#168 Winter 2011-12 — Capital Markets

QRM’s Downstream Effect

The discussion around how to define a qualified residential mortgage (QRM) has dragged on for over a year now, with no end in sight. But advocates haven’t let it go, […]

The Federal National Mortgage Association could take a decidedly different look in the years to come.

The discussion around how to define a qualified residential mortgage (QRM) has dragged on for over a year now, with no end in sight. But advocates haven’t let it go, and are continuing to raise the volume on their concerns about the proposed definition’s negative long-term, downstream effects on the housing market.

The Dodd-Frank Act says MBS issuers must retain 5 percent of the risk for securitized mortgages, but exempts risk retention for a small category of “very safe” loans — QRMs.
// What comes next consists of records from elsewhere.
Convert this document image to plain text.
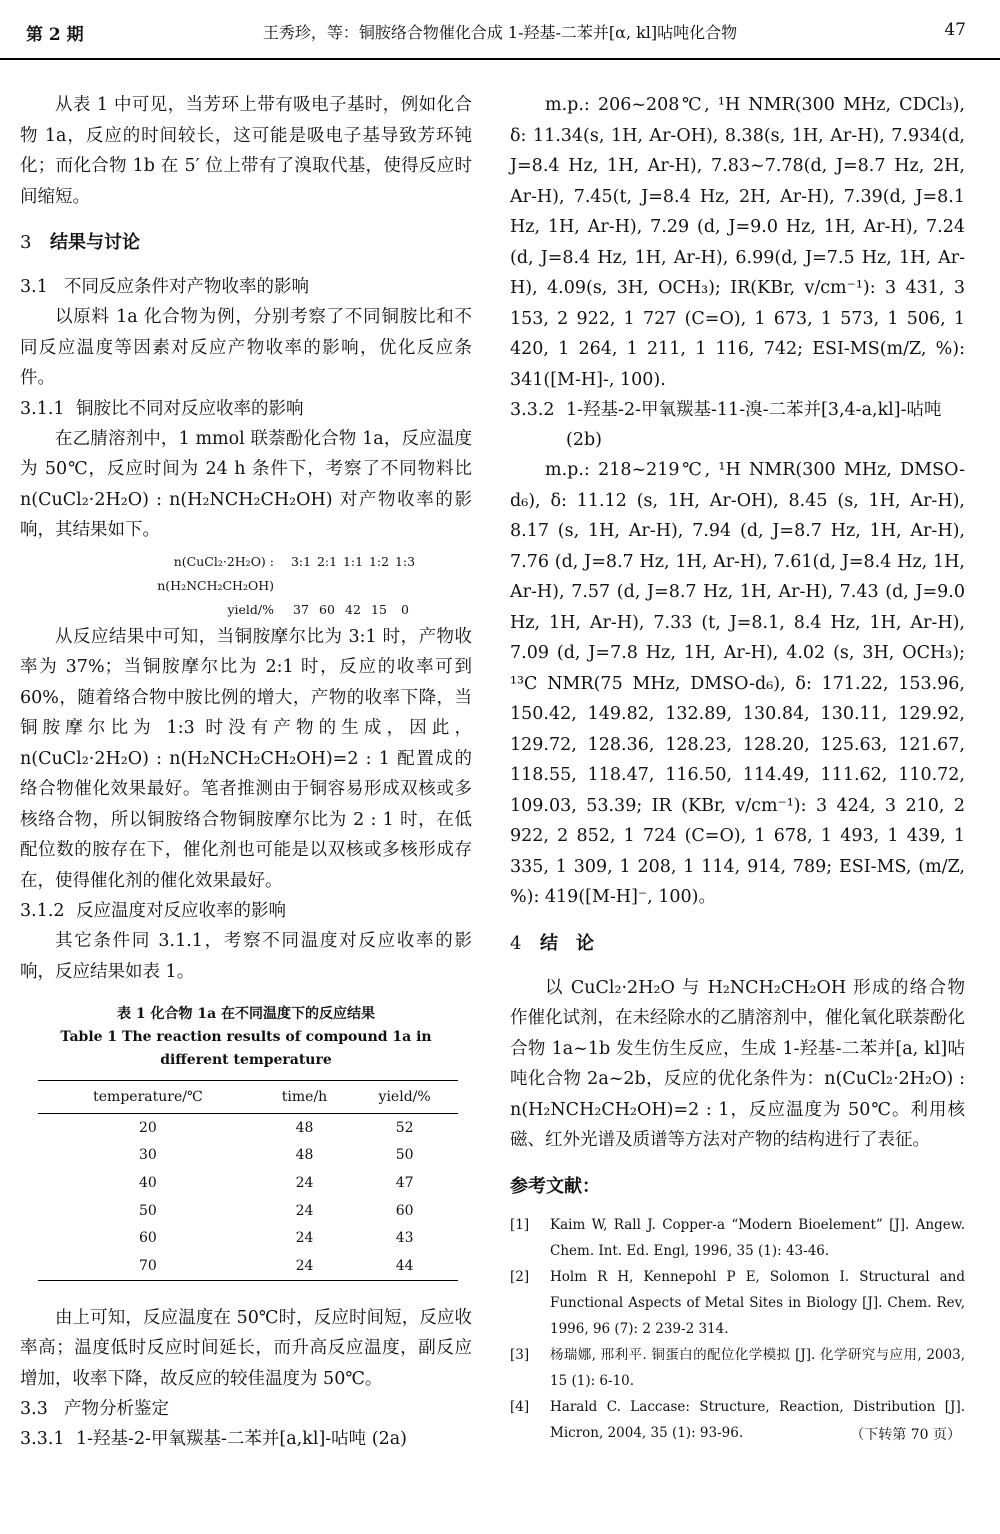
第 2 期	王秀珍，等：铜胺络合物催化合成 1-羟基-二苯并[α, kl]呫吨化合物	47

从表 1 中可见，当芳环上带有吸电子基时，例如化合物 1a，反应的时间较长，这可能是吸电子基导致芳环钝化；而化合物 1b 在 5′ 位上带有了溴取代基，使得反应时间缩短。

3 结果与讨论
3.1 不同反应条件对产物收率的影响

以原料 1a 化合物为例，分别考察了不同铜胺比和不同反应温度等因素对反应产物收率的影响，优化反应条件。

3.1.1 铜胺比不同对反应收率的影响

在乙腈溶剂中，1 mmol 联萘酚化合物 1a，反应温度为 50℃，反应时间为 24 h 条件下，考察了不同物料比 n(CuCl₂·2H₂O) : n(H₂NCH₂CH₂OH) 对产物收率的影响，其结果如下。

n(CuCl₂·2H₂O) : n(H₂NCH₂CH₂OH)
3:1 2:1 1:1 1:2 1:3
yield/%	37 60 42 15	0

从反应结果中可知，当铜胺摩尔比为 3:1 时，产物收率为 37%；当铜胺摩尔比为 2:1 时，反应的收率可到 60%，随着络合物中胺比例的增大，产物的收率下降，当铜胺摩尔比为 1:3 时没有产物的生成，因此，n(CuCl₂·2H₂O) : n(H₂NCH₂CH₂OH)=2 : 1 配置成的络合物催化效果最好。笔者推测由于铜容易形成双核或多核络合物，所以铜胺络合物铜胺摩尔比为 2 : 1 时，在低配位数的胺存在下，催化剂也可能是以双核或多核形成存在，使得催化剂的催化效果最好。

3.1.2 反应温度对反应收率的影响

其它条件同 3.1.1，考察不同温度对反应收率的影响，反应结果如表 1。

表 1 化合物 1a 在不同温度下的反应结果
Table 1 The reaction results of compound 1a in
different temperature
temperature/℃	time/h	yield/%
20	48	52
30	48	50
40	24	47
50	24	60
60	24	43
70	24	44

由上可知，反应温度在 50℃时，反应时间短，反应收率高；温度低时反应时间延长，而升高反应温度，副反应增加，收率下降，故反应的较佳温度为 50℃。

3.3 产物分析鉴定
3.3.1 1-羟基-2-甲氧羰基-二苯并[a,kl]-呫吨 (2a)

m.p.: 206~208℃, ¹H NMR(300 MHz, CDCl₃), δ: 11.34(s, 1H, Ar-OH), 8.38(s, 1H, Ar-H), 7.934(d, J=8.4 Hz, 1H, Ar-H), 7.83~7.78(d, J=8.7 Hz, 2H, Ar-H), 7.45(t, J=8.4 Hz, 2H, Ar-H), 7.39(d, J=8.1 Hz, 1H, Ar-H), 7.29 (d, J=9.0 Hz, 1H, Ar-H), 7.24 (d, J=8.4 Hz, 1H, Ar-H), 6.99(d, J=7.5 Hz, 1H, Ar-H), 4.09(s, 3H, OCH₃); IR(KBr, v/cm⁻¹): 3 431, 3 153, 2 922, 1 727 (C=O), 1 673, 1 573, 1 506, 1 420, 1 264, 1 211, 1 116, 742; ESI-MS(m/Z, %): 341([M-H]-, 100).

3.3.2 1-羟基-2-甲氧羰基-11-溴-二苯并[3,4-a,kl]-呫吨(2b)

m.p.: 218~219℃, ¹H NMR(300 MHz, DMSO-d₆), δ: 11.12 (s, 1H, Ar-OH), 8.45 (s, 1H, Ar-H), 8.17 (s, 1H, Ar-H), 7.94 (d, J=8.7 Hz, 1H, Ar-H), 7.76 (d, J=8.7 Hz, 1H, Ar-H), 7.61(d, J=8.4 Hz, 1H, Ar-H), 7.57 (d, J=8.7 Hz, 1H, Ar-H), 7.43 (d, J=9.0 Hz, 1H, Ar-H), 7.33 (t, J=8.1, 8.4 Hz, 1H, Ar-H), 7.09 (d, J=7.8 Hz, 1H, Ar-H), 4.02 (s, 3H, OCH₃); ¹³C NMR(75 MHz, DMSO-d₆), δ: 171.22, 153.96, 150.42, 149.82, 132.89, 130.84, 130.11, 129.92, 129.72, 128.36, 128.23, 128.20, 125.63, 121.67, 118.55, 118.47, 116.50, 114.49, 111.62, 110.72, 109.03, 53.39; IR (KBr, v/cm⁻¹): 3 424, 3 210, 2 922, 2 852, 1 724 (C=O), 1 678, 1 493, 1 439, 1 335, 1 309, 1 208, 1 114, 914, 789; ESI-MS, (m/Z, %): 419([M-H]⁻, 100)。

4 结　论

以 CuCl₂·2H₂O 与 H₂NCH₂CH₂OH 形成的络合物作催化试剂，在未经除水的乙腈溶剂中，催化氧化联萘酚化合物 1a~1b 发生仿生反应，生成 1-羟基-二苯并[a, kl]呫吨化合物 2a~2b，反应的优化条件为：n(CuCl₂·2H₂O) : n(H₂NCH₂CH₂OH)=2 : 1，反应温度为 50℃。利用核磁、红外光谱及质谱等方法对产物的结构进行了表征。

参考文献：
[1]	Kaim W, Rall J. Copper-a “Modern Bioelement” [J]. Angew. Chem. Int. Ed. Engl, 1996, 35 (1): 43-46.
[2]	Holm R H, Kennepohl P E, Solomon I. Structural and Functional Aspects of Metal Sites in Biology [J]. Chem. Rev, 1996, 96 (7): 2 239-2 314.
[3]	杨瑞娜, 邢利平. 铜蛋白的配位化学模拟 [J]. 化学研究与应用, 2003, 15 (1): 6-10.
[4]	Harald C. Laccase: Structure, Reaction, Distribution [J]. Micron, 2004, 35 (1): 93-96.	（下转第 70 页）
Federal regulators have proposed that part of the definition of very safe be a minimum down payment of as high as 20 percent. Housing and fair lending advocates have said both publicly and in comments to regulators that that could create a dual mortgage market: QRMs for those who can afford them and essentially subprime loans for everyone else, most notably for first-time homebuyers, people of color, and people with little savings or disposable income. Others say a high downpayment requirement for QRM could further concentrate lending in the too-big-to-fail banks that can afford to keep nonconforming loans on their books.

This would really be a major step back for middle America as well as for the low-income households who are looking to be homeowners in the future,” said David Berenbaum, chief program officer for the ‘National Community Reinvestment Coalition, adding that a 20 percent down QRM could “disqualify many more households for homeownership.” The Center for Responsible Lending, in comments to regulators, suggested that a final rule should eliminate downpayment as a defining factor altogether: “This would ensure that QRM loans are not only sustainable and properly underwritten, but also affordable to most homebuyers.”

NCRC, CRL, and other traditional advocates are not alone. Mortgage Bankers Association, the National Association of Realtors, and other industry titans, share the same view (though their motives and opinions on other aspects of what makes a safe loan product may be somewhat different). In February, David Stevens, MBA president and former head of FHA, told National Mortgage News that a 20 percent down payment restriction would amount to “a direct attack on first-time homebuyers, African-American borrowers, and Latinos.”